ToC and Chapter list iteration 1
Closed this issue · 6 comments
There are multiple existing issues open for these components, so this issue aims to address all these together, settle on a new design and implement the changes. Summary of issues:
- ToC isn't sticky when it's longer than the viewport #445 #365
- Chapter list doesn't scroll with the page #341
- Header hit area to expand on mobile is only the caret #434
Technical considerations
Currently the Chapter list is a custom block in the Developer theme. The Table of Contents (and the Sidebar Container, which actually controls the sticky behaviour) are custom blocks in the wporg-mu-plugins repo. The Sidebar Container and Table of Contents blocks are also used on the Documentation single pages. To streamline development it would be worth consolidating the scrolling behaviour and header in a new or refactored mu-plugins block which is used for both.
@WordPress/meta-design there have been discussions about having these components fixed, with height set to fit between the header and footer and independent internal scroll. Is this still the preferred design?
Collapsible behaviour for the chapter list has also been discussed but I think can be addressed separately as an extra wrapper.
cc @ndiego
Here's a basic codepen for how I think it could/should work: https://codepen.io/joen/pen/JjzPQMR?editors=1100
- Toc and chapters are both sticky or fixed
- Both have a max-height of 100% and overflow if needed
- There's custom CSS for the scrollbars that work for both Safari/Chrome and the standards based Firefox rules
- The scrollbars appear on hover, or always on mobile.
Thanks, that's what I imagined.
- The scrollbars appear on hover, or always on mobile.
Are we keeping the inline collapsed behaviour on mobile? In that case I don't think they'd scroll.
The other thing we have to consider with these layouts is how these scrollable areas work with the sticky header and full width footer. I imagine they will scroll up with the content until they hit the space below the header, then become fixed (like the current ToC). As the footer plus any full width content above scrolls up into the view, the height of the scrollable areas will need to reduce, or the whole thing will need to start scrolling up (as it does currently). This area below the content can be very tall, see what I mean by scrolling to the bottom of a page like https://developer.wordpress.org/reference/classes/wp_query/ when logged in:
Reducing the height of the lower content by pulling the feedback notes into the content column could help. In that case just reducing the height of the scrollable area could work, and would probably be simpler to implement.
Are we keeping the inline collapsed behaviour on mobile? In that case I don't think they'd scroll.
Yes, sorry I shouldn't have added that comment on always scrolling on mobile. As I wrote the comment I was mainly thinking of this code from the pen, and wanting to explain it:
@media (hover: none) {
.scrollable {
visibility: visible;
}
}
Essentially the visibility trick is what shows/hides the scrollbar depending on hover state. In that moment I forgot we collapse the two to pill shapes on mobile, of course we keep that. As you were.

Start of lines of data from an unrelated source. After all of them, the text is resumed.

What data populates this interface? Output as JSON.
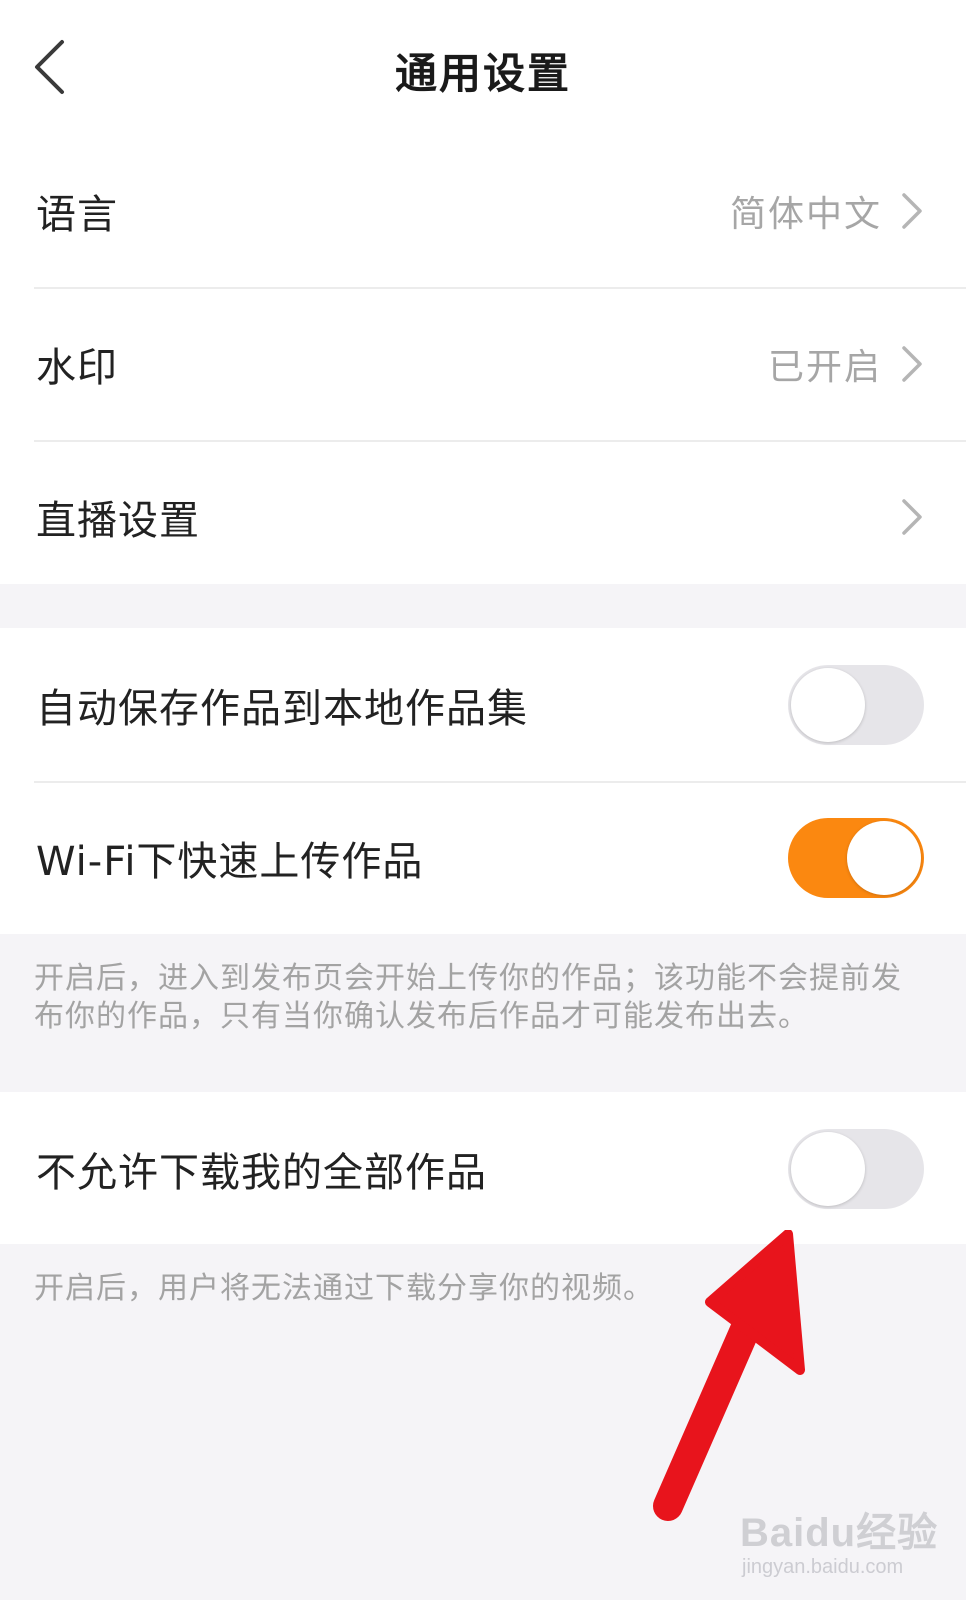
{
  "header": {
    "title": "通用设置",
    "back_icon": "chevron-left-icon"
  },
  "group1": {
    "items": [
      {
        "label": "语言",
        "value": "简体中文"
      },
      {
        "label": "水印",
        "value": "已开启"
      },
      {
        "label": "直播设置",
        "value": ""
      }
    ]
  },
  "group2": {
    "items": [
      {
        "label": "自动保存作品到本地作品集",
        "toggle": false
      },
      {
        "label": "Wi-Fi下快速上传作品",
        "toggle": true
      }
    ],
    "note": "开启后，进入到发布页会开始上传你的作品；该功能不会提前发布你的作品，只有当你确认发布后作品才可能发布出去。"
  },
  "group3": {
    "items": [
      {
        "label": "不允许下载我的全部作品",
        "toggle": false
      }
    ],
    "note": "开启后，用户将无法通过下载分享你的视频。"
  },
  "colors": {
    "toggle_on": "#fb8810",
    "toggle_off": "#e6e5e9",
    "annotation_arrow": "#e8141c"
  },
  "watermark": {
    "brand": "Baidu经验",
    "url": "jingyan.baidu.com"
  }
}
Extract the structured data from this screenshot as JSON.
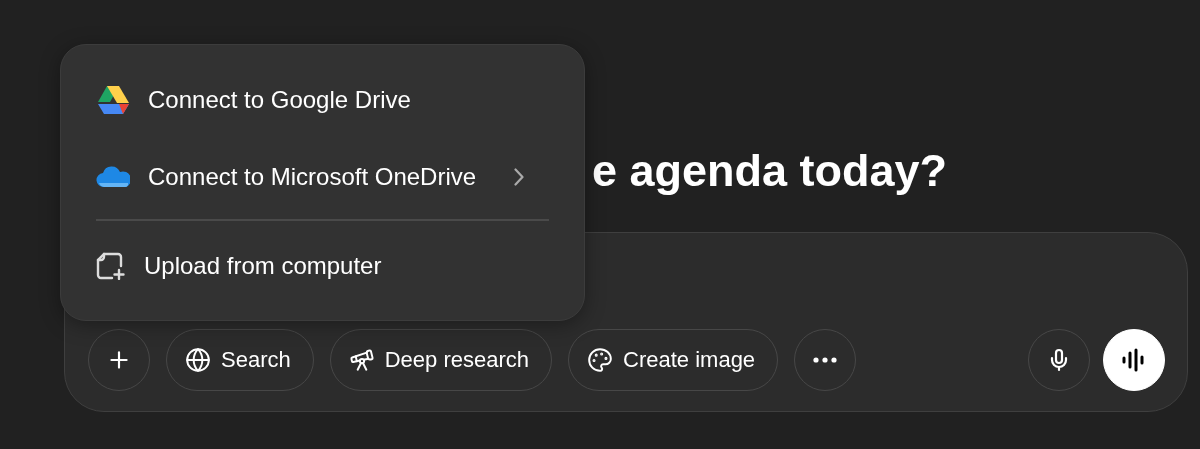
{
  "heading": "e agenda today?",
  "menu": {
    "items": [
      {
        "kind": "google_drive",
        "label": "Connect to Google Drive",
        "submenu": false
      },
      {
        "kind": "onedrive",
        "label": "Connect to Microsoft OneDrive",
        "submenu": true
      },
      {
        "kind": "divider"
      },
      {
        "kind": "upload",
        "label": "Upload from computer",
        "submenu": false
      }
    ]
  },
  "toolbar": {
    "left": [
      {
        "kind": "plus"
      },
      {
        "kind": "search",
        "label": "Search"
      },
      {
        "kind": "deep_research",
        "label": "Deep research"
      },
      {
        "kind": "create_image",
        "label": "Create image"
      },
      {
        "kind": "more"
      }
    ],
    "right": [
      {
        "kind": "mic"
      },
      {
        "kind": "voice"
      }
    ]
  }
}
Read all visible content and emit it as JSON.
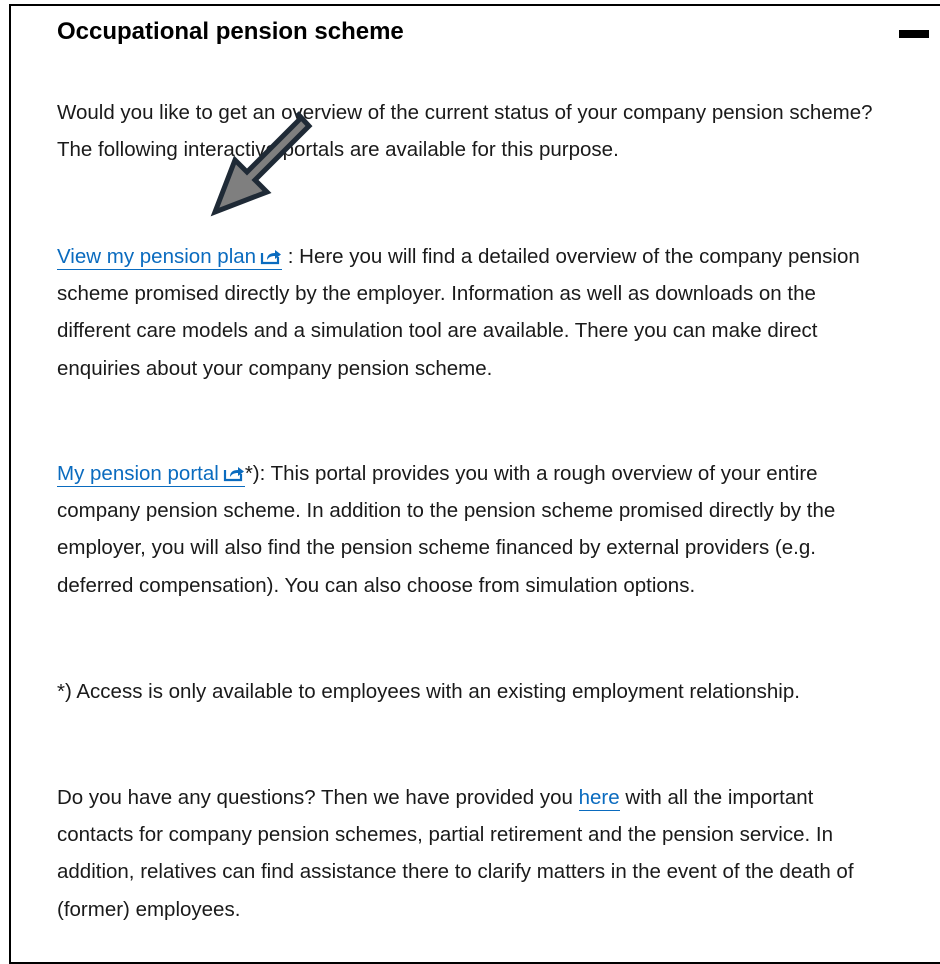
{
  "section": {
    "title": "Occupational pension scheme",
    "collapse_icon": "minus-icon"
  },
  "intro": {
    "text": "Would you like to get an overview of the current status of your company pension scheme? The following interactive portals are available for this purpose."
  },
  "pension_plan": {
    "link_label": "View my pension plan",
    "link_icon": "external-link-icon",
    "text": " : Here you will find a detailed overview of the company pension scheme promised directly by the employer. Information as well as downloads on the different care models and a simulation tool are available. There you can make direct enquiries about your company pension scheme."
  },
  "pension_portal": {
    "link_label": "My pension portal",
    "link_icon": "external-link-icon",
    "text": "*): This portal provides you with a rough overview of your entire company pension scheme. In addition to the pension scheme promised directly by the employer, you will also find the pension scheme financed by external providers (e.g. deferred compensation). You can also choose from simulation options."
  },
  "footnote": {
    "text": "*) Access is only available to employees with an existing employment relationship."
  },
  "questions": {
    "text_before": "Do you have any questions? Then we have provided you ",
    "link_label": "here",
    "text_after": " with all the important contacts for company pension schemes, partial retirement and the pension service. In addition, relatives can find assistance there to clarify matters in the event of the death of (former) employees."
  },
  "colors": {
    "link": "#0a6bbf",
    "text": "#1a1a1a",
    "arrow_fill": "#7f7f7f",
    "arrow_stroke": "#1f2a36"
  }
}
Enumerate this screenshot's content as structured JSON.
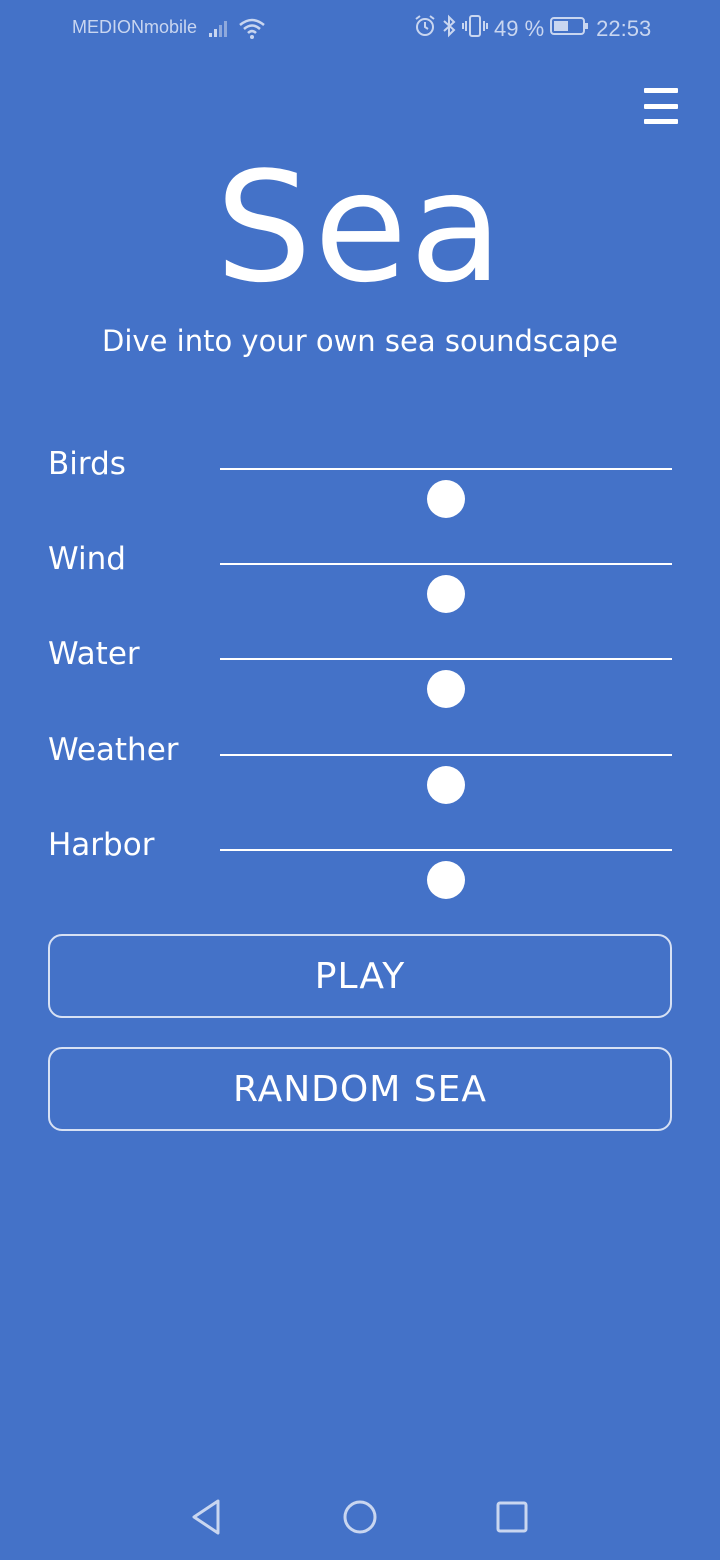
{
  "status_bar": {
    "carrier": "MEDIONmobile",
    "battery_percent": "49 %",
    "time": "22:53",
    "icons": [
      "signal-icon",
      "wifi-icon",
      "alarm-icon",
      "bluetooth-icon",
      "vibrate-icon",
      "battery-icon"
    ]
  },
  "header": {
    "menu_icon": "hamburger-menu-icon",
    "title": "Sea",
    "subtitle": "Dive into your own sea soundscape"
  },
  "sliders": [
    {
      "label": "Birds",
      "value": 0.5
    },
    {
      "label": "Wind",
      "value": 0.5
    },
    {
      "label": "Water",
      "value": 0.5
    },
    {
      "label": "Weather",
      "value": 0.5
    },
    {
      "label": "Harbor",
      "value": 0.5
    }
  ],
  "buttons": {
    "play": "PLAY",
    "random": "RANDOM SEA"
  },
  "nav": {
    "icons": [
      "back-icon",
      "home-icon",
      "recents-icon"
    ]
  },
  "colors": {
    "background": "#4472c8",
    "foreground": "#ffffff"
  }
}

The other thing we have to consider with these layouts is how these scrollable areas work with the sticky header and full width footer. I imagine they will scroll up with the content until they hit the space below the header, then become fixed (like the current ToC). As the footer plus any full width content above scrolls up into the view, the height of the scrollable areas will need to reduce, or the whole thing will need to start scrolling up (as it does currently). This area below the content can be very tall, see what I mean by scrolling to the bottom of a page like https://developer.wordpress.org/reference/classes/wp_query/ when logged in:
Yes, I recognize this is tricky. Impossible?
Reducing the height of the lower content by pulling the feedback notes into the content column could help. In that case just reducing the height of the scrollable area could work, and would probably be simpler to implement.
Can you elaborate a bit on this to help me understand? One solution just extrapolating from the screenshot (yes I forgot those notes), is that I can provide you with a design that puts them below the comment box, keeps them in the center column. Would that help?
Impossible?
🙂 No, we already have code running to detect the bottom collision, we'll just need to modify the behaviour.
Can you elaborate a bit on this to help me understand? One solution just extrapolating from the screenshot (yes I forgot those notes), is that I can provide you with a design that puts them below the comment box, keeps them in the center column. Would that help?
Yeah I think it would help, something like this is what I meant. Because only the footer will collide, the ToC can just reduce in height, rather than having to begin scrolling up.
That sounds good ot me. I might fiddle with the space above the notes, or even add sort of a subheading, but otherwise I think that sketch you have can work.